Last week, our pastor gave a great sermon about being angry with God, and how to resolve that anger. Here is the link.
He asked: “What happens when your life falls apart?” For many of us, our lives have fallen apart because of the sinful way our abusers have treated us. Often, DV victims become angry at God. After all, if God is all-powerful and all-knowing, he could have prevented our abuse, right? Yes, that’s true. So, it is easy to see why some victims become angry with this all-powerful God who did not stop the heartache and pain they’ve experienced.
When you go to church, (if you do), do you feel safe with the people there to express your pain, struggle and anger with God? If not, maybe you should check out a different church. Our pastor posits that God loves it when we wrestle with Him, just as a dad loves to wrestle with his small children. And the children love it too, because they are engaging physically with their dad.
Christians today often feel wrong about having doubts about God. Do you believe that having faith means you must always be certain about God, his goodness and plans for your life? That isn’t how the bible portrays faith. How do we know it is OK for us to struggle and wrestle with God? Many saints from the bible did just that:
Job had everything good about his life taken away, his children, property, servants, even his health. In Job 30:20 through 31:40, we see Job wrestling with God, asking WHY? I’ve been faithful to you, why are you being unfaithful to me?
The psalms are full of King David wrestling with God. David served King Saul faithfully, and in return, the king tried to kill him. Hey, that’s not right! In Psalms 10, 22, 55 and 74, we see David pouring out his anger and doubts to God. And David was called “A Man after God’s Own Heart.”

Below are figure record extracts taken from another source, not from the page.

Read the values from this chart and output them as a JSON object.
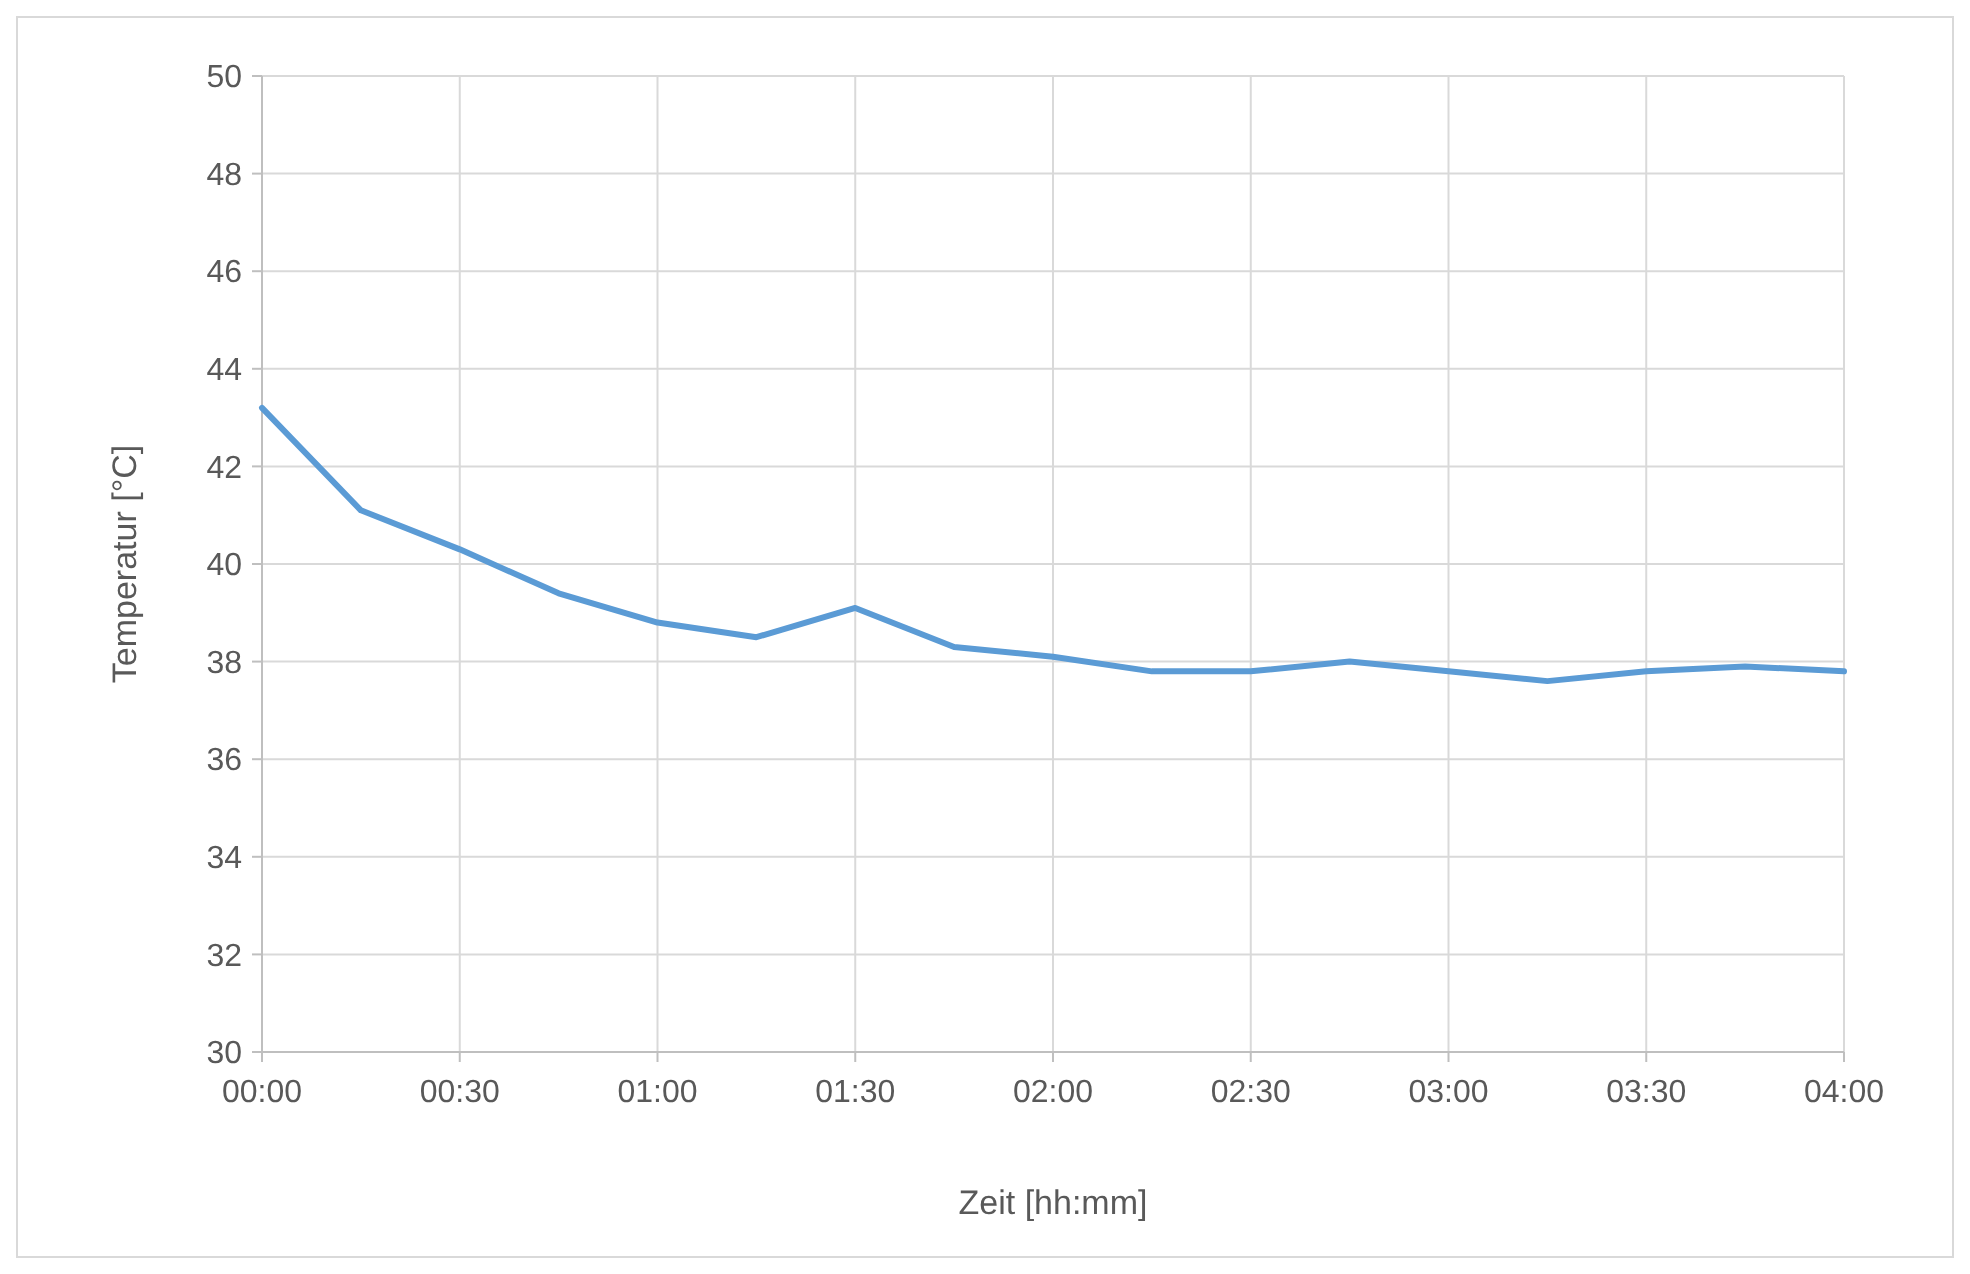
{
  "chart_data": {
    "type": "line",
    "xlabel": "Zeit [hh:mm]",
    "ylabel": "Temperatur [°C]",
    "x": [
      0,
      0.25,
      0.5,
      0.75,
      1,
      1.25,
      1.5,
      1.75,
      2,
      2.25,
      2.5,
      2.75,
      3,
      3.25,
      3.5,
      3.75,
      4
    ],
    "series": [
      {
        "color": "#5b9bd5",
        "values": [
          43.2,
          41.1,
          40.3,
          39.4,
          38.8,
          38.5,
          39.1,
          38.3,
          38.1,
          37.8,
          37.8,
          38.0,
          37.8,
          37.6,
          37.8,
          37.9,
          37.8
        ]
      }
    ],
    "xlim": [
      0,
      4
    ],
    "xticks": [
      {
        "value": 0,
        "label": "00:00"
      },
      {
        "value": 0.5,
        "label": "00:30"
      },
      {
        "value": 1,
        "label": "01:00"
      },
      {
        "value": 1.5,
        "label": "01:30"
      },
      {
        "value": 2,
        "label": "02:00"
      },
      {
        "value": 2.5,
        "label": "02:30"
      },
      {
        "value": 3,
        "label": "03:00"
      },
      {
        "value": 3.5,
        "label": "03:30"
      },
      {
        "value": 4,
        "label": "04:00"
      }
    ],
    "ylim": [
      30,
      50
    ],
    "yticks": [
      30,
      32,
      34,
      36,
      38,
      40,
      42,
      44,
      46,
      48,
      50
    ],
    "grid": true,
    "marker": "none",
    "line_style": "solid"
  }
}
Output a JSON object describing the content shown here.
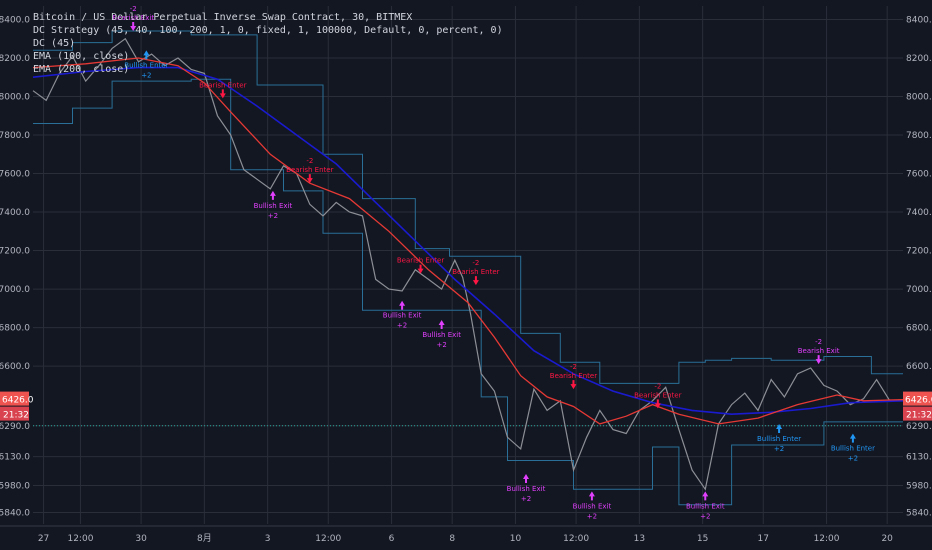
{
  "legend": {
    "title": "Bitcoin / US Dollar Perpetual Inverse Swap Contract, 30, BITMEX",
    "strategy": "DC Strategy (45, 40, 100, 200, 1, 0, fixed, 1, 100000, Default, 0, percent, 0)",
    "dc": "DC (45)",
    "ema100": "EMA (100, close)",
    "ema200": "EMA (200, close)"
  },
  "colors": {
    "background": "#131722",
    "grid": "#2a2e39",
    "ema100": "#e53935",
    "ema200": "#1a1acf",
    "channel": "#2a6f97",
    "channel_fill": "#13283a",
    "price": "#8d8f96",
    "bullish": "#e040fb",
    "bearish": "#ff1744",
    "enter_label": "#2196f3",
    "price_badge": "#ef5350",
    "dotted_line": "#26a69a"
  },
  "chart_data": {
    "type": "line",
    "x_ticks": [
      "27",
      "12:00",
      "30",
      "8月",
      "3",
      "12:00",
      "6",
      "8",
      "10",
      "12:00",
      "13",
      "15",
      "17",
      "12:00",
      "20"
    ],
    "x_tick_t": [
      4,
      18,
      41,
      65,
      89,
      112,
      136,
      159,
      183,
      206,
      230,
      254,
      277,
      301,
      324
    ],
    "y_ticks_left": [
      "8400.0",
      "8200.0",
      "8000.0",
      "7800.0",
      "7600.0",
      "7400.0",
      "7200.0",
      "7000.0",
      "6800.0",
      "6600.0",
      "6290.0",
      "6130.0",
      "5980.0",
      "5840.0"
    ],
    "y_ticks_right": [
      "8400.0",
      "8200.0",
      "8000.0",
      "7800.0",
      "7600.0",
      "7400.0",
      "7200.0",
      "7000.0",
      "6800.0",
      "6600.0",
      "6290.0",
      "6130.0",
      "5980.0",
      "5840.0"
    ],
    "ylim": [
      5780,
      8470
    ],
    "xlim": [
      0,
      330
    ],
    "current_price": "6426.0",
    "countdown": "21:32",
    "dotted_level": 6290,
    "series": [
      {
        "name": "EMA (100, close)",
        "x": [
          0,
          20,
          40,
          55,
          65,
          75,
          90,
          105,
          120,
          135,
          150,
          165,
          175,
          185,
          195,
          205,
          215,
          225,
          235,
          245,
          260,
          275,
          290,
          305,
          315,
          330
        ],
        "values": [
          8150,
          8170,
          8200,
          8160,
          8070,
          7920,
          7700,
          7550,
          7470,
          7300,
          7100,
          6930,
          6750,
          6550,
          6440,
          6390,
          6300,
          6340,
          6400,
          6350,
          6300,
          6330,
          6400,
          6450,
          6420,
          6426
        ]
      },
      {
        "name": "EMA (200, close)",
        "x": [
          0,
          20,
          40,
          55,
          70,
          85,
          100,
          115,
          130,
          145,
          160,
          175,
          190,
          205,
          220,
          235,
          250,
          265,
          280,
          295,
          310,
          330
        ],
        "values": [
          8100,
          8130,
          8150,
          8150,
          8090,
          7950,
          7800,
          7650,
          7450,
          7250,
          7050,
          6870,
          6680,
          6560,
          6470,
          6410,
          6370,
          6350,
          6360,
          6380,
          6410,
          6420
        ]
      },
      {
        "name": "close",
        "x": [
          0,
          5,
          10,
          15,
          20,
          25,
          30,
          35,
          40,
          45,
          50,
          55,
          60,
          65,
          70,
          75,
          80,
          85,
          90,
          95,
          100,
          105,
          110,
          115,
          120,
          125,
          130,
          135,
          140,
          145,
          150,
          155,
          160,
          163,
          166,
          170,
          175,
          180,
          185,
          190,
          195,
          200,
          205,
          210,
          215,
          220,
          225,
          230,
          235,
          240,
          245,
          250,
          255,
          260,
          265,
          270,
          275,
          280,
          285,
          290,
          295,
          300,
          305,
          310,
          315,
          320,
          325,
          330
        ],
        "values": [
          8030,
          7980,
          8120,
          8210,
          8080,
          8160,
          8250,
          8300,
          8180,
          8220,
          8160,
          8200,
          8140,
          8120,
          7900,
          7800,
          7620,
          7570,
          7520,
          7640,
          7600,
          7440,
          7380,
          7450,
          7400,
          7380,
          7050,
          7000,
          6990,
          7100,
          7050,
          7000,
          7150,
          7060,
          6870,
          6560,
          6470,
          6230,
          6170,
          6480,
          6370,
          6420,
          6060,
          6230,
          6370,
          6270,
          6250,
          6370,
          6420,
          6490,
          6270,
          6060,
          5960,
          6300,
          6400,
          6460,
          6370,
          6530,
          6440,
          6560,
          6590,
          6500,
          6470,
          6400,
          6430,
          6530,
          6420,
          6426
        ]
      },
      {
        "name": "DC upper",
        "x": [
          0,
          15,
          30,
          60,
          85,
          110,
          125,
          145,
          158,
          170,
          185,
          200,
          215,
          230,
          245,
          255,
          265,
          280,
          300,
          318,
          330
        ],
        "values": [
          8240,
          8280,
          8340,
          8320,
          8060,
          7700,
          7470,
          7210,
          7170,
          7170,
          6770,
          6620,
          6510,
          6510,
          6620,
          6630,
          6640,
          6630,
          6650,
          6560,
          6560
        ]
      },
      {
        "name": "DC lower",
        "x": [
          0,
          15,
          30,
          60,
          75,
          95,
          110,
          125,
          140,
          160,
          170,
          180,
          190,
          205,
          220,
          235,
          245,
          255,
          265,
          280,
          300,
          318,
          330
        ],
        "values": [
          7860,
          7940,
          8080,
          8090,
          7620,
          7510,
          7290,
          6890,
          6890,
          6890,
          6440,
          6110,
          6110,
          5960,
          5960,
          6180,
          5880,
          5880,
          6190,
          6190,
          6310,
          6310,
          6310
        ]
      }
    ],
    "annotations": [
      {
        "text": "Bullish Exit",
        "t": 91,
        "v": 7520,
        "kind": "exit",
        "sub": "+2"
      },
      {
        "text": "Bearish Enter",
        "t": 105,
        "v": 7540,
        "kind": "enter_bear",
        "sub": "-2"
      },
      {
        "text": "Bearish Enter",
        "t": 72,
        "v": 7980,
        "kind": "enter_bear",
        "sub": ""
      },
      {
        "text": "Bearish Exit",
        "t": 38,
        "v": 8330,
        "kind": "exit_bear",
        "sub": "-2"
      },
      {
        "text": "Bullish Enter",
        "t": 43,
        "v": 8250,
        "kind": "enter_bull",
        "sub": "+2"
      },
      {
        "text": "Bullish Exit",
        "t": 140,
        "v": 6950,
        "kind": "exit",
        "sub": "+2"
      },
      {
        "text": "Bearish Enter",
        "t": 147,
        "v": 7070,
        "kind": "enter_bear",
        "sub": ""
      },
      {
        "text": "Bullish Exit",
        "t": 155,
        "v": 6850,
        "kind": "exit",
        "sub": "+2"
      },
      {
        "text": "Bearish Enter",
        "t": 168,
        "v": 7010,
        "kind": "enter_bear",
        "sub": "-2"
      },
      {
        "text": "Bullish Exit",
        "t": 187,
        "v": 6050,
        "kind": "exit",
        "sub": "+2"
      },
      {
        "text": "Bullish Exit",
        "t": 212,
        "v": 5960,
        "kind": "exit",
        "sub": "+2"
      },
      {
        "text": "Bearish Enter",
        "t": 237,
        "v": 6370,
        "kind": "enter_bear",
        "sub": "-2"
      },
      {
        "text": "Bullish Exit",
        "t": 255,
        "v": 5960,
        "kind": "exit",
        "sub": "+2"
      },
      {
        "text": "Bullish Enter",
        "t": 283,
        "v": 6310,
        "kind": "enter_bull",
        "sub": "+2"
      },
      {
        "text": "Bearish Exit",
        "t": 298,
        "v": 6600,
        "kind": "exit_bear",
        "sub": "-2"
      },
      {
        "text": "Bullish Enter",
        "t": 311,
        "v": 6260,
        "kind": "enter_bull",
        "sub": "+2"
      },
      {
        "text": "Bearish Enter",
        "t": 205,
        "v": 6470,
        "kind": "enter_bear",
        "sub": "-2"
      }
    ]
  }
}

In Matthew 11:1 – 19, we see John the Baptist struggling to understand his doubts and pain with Jesus. He had served God faithfully, (living in the desert eating locusts, YUCK!), and how did God repay him? Did he receive favor with the people at that time? Well, yes for a bit, but how did he end up? He ended up in Herod’s prison, and ultimately with his head on a platter – literally! (Matthew 14:1 – 12). Yet, even though he doubted, Jesus called John the Baptist the greatest prophet to ever live.
Even the apostle Paul, considered the best and most fruitful apostle to ever live wrestled with God. In 2 Corinthians 12:7 – 10, Paul says he asked God three times to take away the thorn in his flesh. Did God answer his fervent prayer? No, God answered, “My grace is sufficient for you.”
Finally, the best example of someone wrestling with God is Jesus himself. In the Garden of Gethsemane, Jesus pleaded three times with God to take away the suffering Jesus was just about to experience. He was so pained that he even sweated blood (Luke 22:39 – 45).
As you can see, pouring out our pain, doubts, and even anger to God is OK. He is big enough to handle it. My pastor says that the only faith worth having is an honest faith. And honestly, don’t we all doubt God’s purpose in our lives at times? I doubted the goodness of God when I was in my abusive marriage. I thought, yes, God is good, but my life sucks! How can that be right? Why would God allow my “Christian” husband to treat me abusively year after year?
Did I lose my faith in God? No. He stood by me, and answered, “Your husband is sinning against you, but I still love you.” He showed me his love through his continued presence, and through my friends and family who stood by me during that awful time. Many of you have lost all your friends and family because of your abuser. Does that mean God doesn’t love you? No. When we experience pain, God means even more to us, because he is all we have.
Just before our pastor spoke last week, our worship band played Jason Gray’s song, “The Wound is Where the Light Gets In.” I love the lyrics, and believe this song is very helpful for those of us who have been abused.
Here are the lyrics:
I was halfway up the mountain when the rocks I held gave way
I came tumbling like an avalanche, to the bottom where I lay
And with the taste of blood and the twist of bone
My healing could begin,
The wound is where the light, the wound is where the light
The wound is where the light gets in
I stood there like a hostage with a knife held to my vein
Held captive by the poison that I took to numb the pain
‘Cause everybody wishes they were born with thicker skin, but
It’s tricky how the heart works
When the break-ups and the big jerks
Make us never want to hurt that way again
Maybe I’m naive but in every scar I see
A place where love is trying to break in
‘Cause the wound is where the light gets in
You can recognize a saint by the scars they don’t disguise
You can pick out a real sinner by the kindness in their eyes
So if you’re stumbling in the dark and bleeding at the shin
Just remember the wound is where the light gets in.